Clinical features of anti-TIF1-α antibody-positive dermatomyositis patients are closely associated with coexistent dermatomyositis-specific autoantibodies and anti-TIF1-γ or anti-Mi-2 autoantibodies.

作者信息

Muro Yoshinao, Ishikawa Asuka, Sugiura Kazumitsu, Akiyama Masashi

机构信息

Division of Connective Tissue Disease and Autoimmunity, Department of Dermatology, Nagoya University Graduate School of Medicine, 65 Tsurumai-cho, Showa-ku, Nagoya 466-8550, Japan.

出版信息

Rheumatology (Oxford). 2012 Aug;51(8):1508-13. doi: 10.1093/rheumatology/kes073. Epub 2012 Apr 25.

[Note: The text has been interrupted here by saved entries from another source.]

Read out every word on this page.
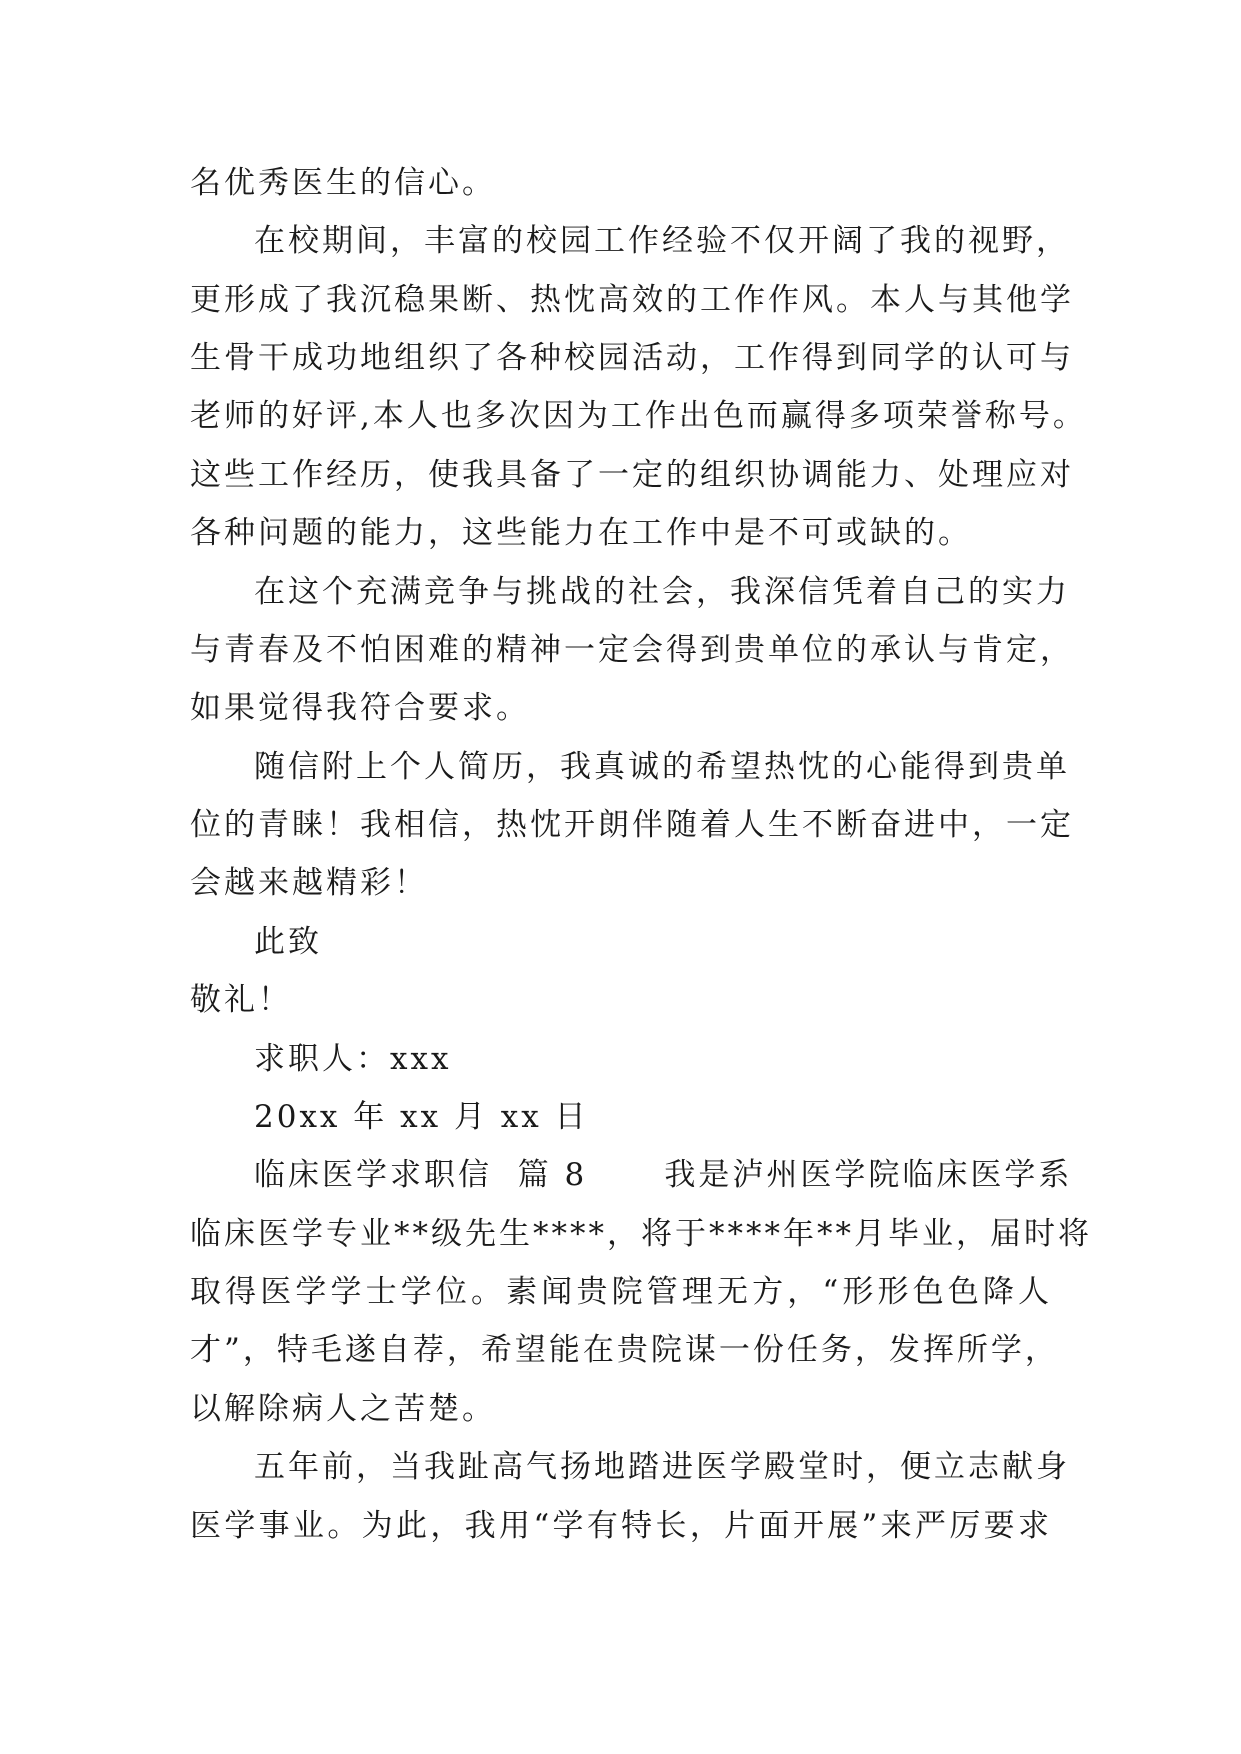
名优秀医生的信心。
在校期间，丰富的校园工作经验不仅开阔了我的视野，
更形成了我沉稳果断、热忱高效的工作作风。本人与其他学
生骨干成功地组织了各种校园活动，工作得到同学的认可与
老师的好评,本人也多次因为工作出色而赢得多项荣誉称号。
这些工作经历，使我具备了一定的组织协调能力、处理应对
各种问题的能力，这些能力在工作中是不可或缺的。
在这个充满竞争与挑战的社会，我深信凭着自己的实力
与青春及不怕困难的精神一定会得到贵单位的承认与肯定，
如果觉得我符合要求。
随信附上个人简历，我真诚的希望热忱的心能得到贵单
位的青睐！我相信，热忱开朗伴随着人生不断奋进中，一定
会越来越精彩！
此致
敬礼！
求职人：xxx
20xx 年 xx 月 xx 日
临床医学求职信  篇 8      我是泸州医学院临床医学系
临床医学专业**级先生****，将于****年**月毕业，届时将
取得医学学士学位。素闻贵院管理无方，“形形色色降人
才”，特毛遂自荐，希望能在贵院谋一份任务，发挥所学，
以解除病人之苦楚。
五年前，当我趾高气扬地踏进医学殿堂时，便立志献身
医学事业。为此，我用“学有特长，片面开展”来严厉要求
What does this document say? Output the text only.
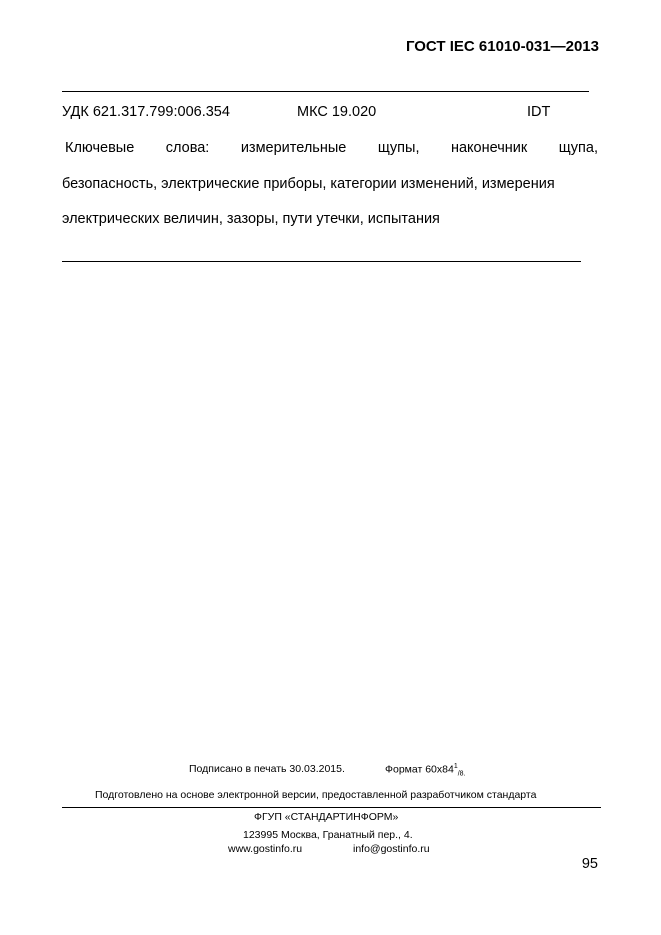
ГОСТ IEC 61010-031—2013
УДК 621.317.799:006.354	МКС 19.020	IDT
Ключевые слова: измерительные щупы, наконечник щупа,
безопасность, электрические приборы, категории изменений, измерения
электрических величин, зазоры, пути утечки, испытания
Подписано в печать 30.03.2015.	Формат $60x84^1_{/8.}$
Подготовлено на основе электронной версии, предоставленной разработчиком стандарта
ФГУП «СТАНДАРТИНФОРМ»
123995 Москва, Гранатный пер., 4.
www.gostinfo.ru	info@gostinfo.ru
95
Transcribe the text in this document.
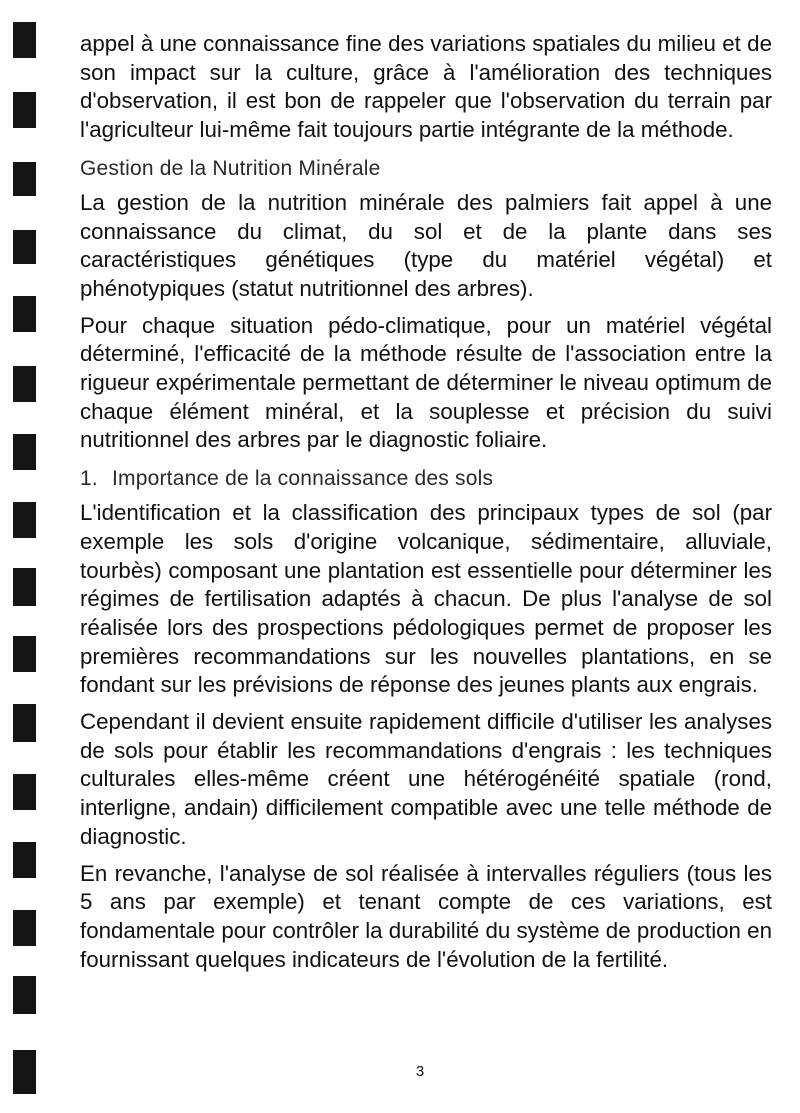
appel à une connaissance fine des variations spatiales du milieu et de son impact sur la culture, grâce à l'amélioration des techniques d'observation, il est bon de rappeler que l'observation du terrain par l'agriculteur lui-même fait toujours partie intégrante de la méthode.

Gestion de la Nutrition Minérale

La gestion de la nutrition minérale des palmiers fait appel à une connaissance du climat, du sol et de la plante dans ses caractéristiques génétiques (type du matériel végétal) et phénotypiques (statut nutritionnel des arbres).

Pour chaque situation pédo-climatique, pour un matériel végétal déterminé, l'efficacité de la méthode résulte de l'association entre la rigueur expérimentale permettant de déterminer le niveau optimum de chaque élément minéral, et la souplesse et précision du suivi nutritionnel des arbres par le diagnostic foliaire.

1. Importance de la connaissance des sols

L'identification et la classification des principaux types de sol (par exemple les sols d'origine volcanique, sédimentaire, alluviale, tourbès) composant une plantation est essentielle pour déterminer les régimes de fertilisation adaptés à chacun. De plus l'analyse de sol réalisée lors des prospections pédologiques permet de proposer les premières recommandations sur les nouvelles plantations, en se fondant sur les prévisions de réponse des jeunes plants aux engrais.

Cependant il devient ensuite rapidement difficile d'utiliser les analyses de sols pour établir les recommandations d'engrais : les techniques culturales elles-même créent une hétérogénéité spatiale (rond, interligne, andain) difficilement compatible avec une telle méthode de diagnostic.

En revanche, l'analyse de sol réalisée à intervalles réguliers (tous les 5 ans par exemple) et tenant compte de ces variations, est fondamentale pour contrôler la durabilité du système de production en fournissant quelques indicateurs de l'évolution de la fertilité.

3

DOI:10.1093/rheumatology/kes073
PMID:22539482
Abstract

OBJECTIVE

Myositis-specific autoantibodies (MSAs), which characterize certain forms of inflammatory myopathy, are useful in the diagnosis and prediction of prognosis in DM/PM. Anti-transcriptional intermediary factor 1-α (TIF1-α) antibodies were recently reported to be associated with cancer-associated DM in conjunction with anti-TIF1-γ antibodies. This study aimed to identify a subset of DM patients who have anti-TIF1-α antibodies by using biotinylated recombinant proteins and to clarify the clinical and other serological features of DM patients with these antibodies.

METHODS

Sera from 202 Japanese patients with CTDs, including 108 with DM and 20 healthy controls, were screened for anti-TIF1-α antibodies by our novel ELISAs. Positive sera were further examined by immunoprecipitation and also investigated for the detection of anti-TIF1-γ and anti-Mi-2 antibodies.

RESULTS

Sera from 12 patients with DM were confirmed to be positive for anti-TIF1-α antibodies. None of the patients with other CTDs and none of the healthy controls had the antibodies. Seven anti-TIF1-α-positive patients simultaneously had anti-TIF1-γ antibodies and the other five had anti-Mi-2 antibodies, both of which are well known to be MSAs. These double-positive patients with anti-TIF1-α and anti-γ antibodies included three JDM and two cancer-associated adult DM patients, whereas all the double-positive patients with anti-TIF1-α and anti-Mi-2 antibodies were classical adult DM.

CONCLUSION

Although MSAs have been regarded as mutually exclusive, anti-Mi-2 antibody-positive patients simultaneously have anti-TIF1-α antibodies. Anti-Mi-2 antibody-positive patients are associated with classical DM without cancer even with the simultaneous presence of anti-TIF1-α antibodies.

摘要

目的

肌炎特异性自身抗体(MSAs)可用于诊断和预测皮肌炎/多肌炎(DM/PM)的预后,其可表征某些形式的炎性肌病。最近有报道称,抗转录中介因子1-α(TIF1-α)抗体与抗TIF1-γ抗体一起与癌症相关的DM有关。本研究旨在通过使用生物素化重组蛋白鉴定出具有抗TIF1-α抗体的DM患者亚组,并阐明具有这些抗体的DM患者的临床及其他血清学特征。

方法

采用我们新的酶联免疫吸附测定(ELISA)法,对202例日本结缔组织病(CTD)患者(包括108例DM患者)的血清以及20例健康对照者的血清进行抗TIF1-α抗体筛查。对阳性血清进一步进行免疫沉淀检测,并检测抗TIF1-γ和抗Mi-2抗体。

结果

12例DM患者的血清被确认为抗TIF1-α抗体阳性。其他CTD患者及健康对照者均无此抗体。7例抗TIF1-α阳性患者同时具有抗TIF1-γ抗体,另外5例具有抗Mi-2抗体,这两种抗体均为众所周知的MSAs。这些抗TIF1-α和抗γ抗体双阳性患者包括3例幼年皮肌炎(JDM)和2例癌症相关的成年DM患者,而所有抗TIF1-α和抗Mi-2抗体双阳性患者均为典型的成年DM。

结论

尽管MSAs被认为是相互排斥的,但抗Mi-2抗体阳性患者同时具有抗TIF1-α抗体。即使同时存在抗TIF1-α抗体,抗Mi-2抗体阳性患者也与无癌症的典型DM相关。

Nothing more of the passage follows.